Does std::array<> guarantee allocation on the s

2019-04-17 22:07发布

问题:

Is std::array<int,10> (without myself using new) guaranteed to be allocated in the stack rather then the heap by the C++-Standard?

To be clear, I do not mean new std::array<int, 10>. I mainly wonder, if the standard library is allowed to use new inside its implementation.

回答1:

I could not find more explicit answer in the standard, but [array.overview]/2:

An array is an aggregate ([dcl.init.aggr]) that can be list-initialized with up to N elements whose types are convertible to T.

And [dcl.init.aggr]/1:

An aggregate is an array or a class (Clause [class]) with

  • no user-provided, explicit, or inherited constructors ([class.ctor]),

...

That about covers it. No way an aggregate could allocate memory dynamically (or perhaps, do anything at all at its own during the construction).

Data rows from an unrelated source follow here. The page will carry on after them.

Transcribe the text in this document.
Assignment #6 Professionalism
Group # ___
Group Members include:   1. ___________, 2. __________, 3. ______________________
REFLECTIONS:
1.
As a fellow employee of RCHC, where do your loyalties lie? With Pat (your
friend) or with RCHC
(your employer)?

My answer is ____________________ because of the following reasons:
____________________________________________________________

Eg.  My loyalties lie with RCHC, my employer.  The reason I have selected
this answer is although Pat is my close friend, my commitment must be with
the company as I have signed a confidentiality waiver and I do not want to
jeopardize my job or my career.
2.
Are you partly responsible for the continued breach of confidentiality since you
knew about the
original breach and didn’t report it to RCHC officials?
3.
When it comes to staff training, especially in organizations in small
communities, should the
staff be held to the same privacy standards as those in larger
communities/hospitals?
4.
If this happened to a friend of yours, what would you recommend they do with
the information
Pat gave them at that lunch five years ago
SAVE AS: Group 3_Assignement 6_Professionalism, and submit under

There's only an implicitly-declared trivial constructor.

Of course, if you new std::array<...>, you get an array on "the heap".


Some may be more satisfied by what we can get on cppreference:

std::array is a container that encapsulates fixed size arrays.

This container is an aggregate type with the same semantics as a struct holding a C-style array T[N] as its only non-static data member.


Thirdly, std::array was introduced in C++11. Why? For example, to complement std::vector in some ways, like usage in constexpr functions, where dynamic allocation is not allowed.



回答2:

TL;DR: yes, it is on the stack.


The longer story:

C++ has no concept of stack or heap. Those are implementation details, and there is at least one platform that does not use a traditional stack (but rather linked list of heap allocations for it).

It has automatic storage and the free store. new accesses the free store, and variables "on the stack" go into automatic storage.

In practice, in order to allocate things on the free store, you have to risk an out of memory exception. So the general rule is things that guarantee they do not throw must be using automatic storage. array makes this guarantee (except whatever is in it can throw, natually). It is also an aggregate of plain old data, effectively forced to look like:

template<class T,std::size_t N>
struct array {
  T __no_fixed_name__[N];
  // non-constructor/destructor methods omitted as they are noise at this point
};

In theory it could be implemented by the compiler via magic that is not actual C++, but there is no need for that, so nobody bothers.

So in conclusion: yes, std::array is on the stack.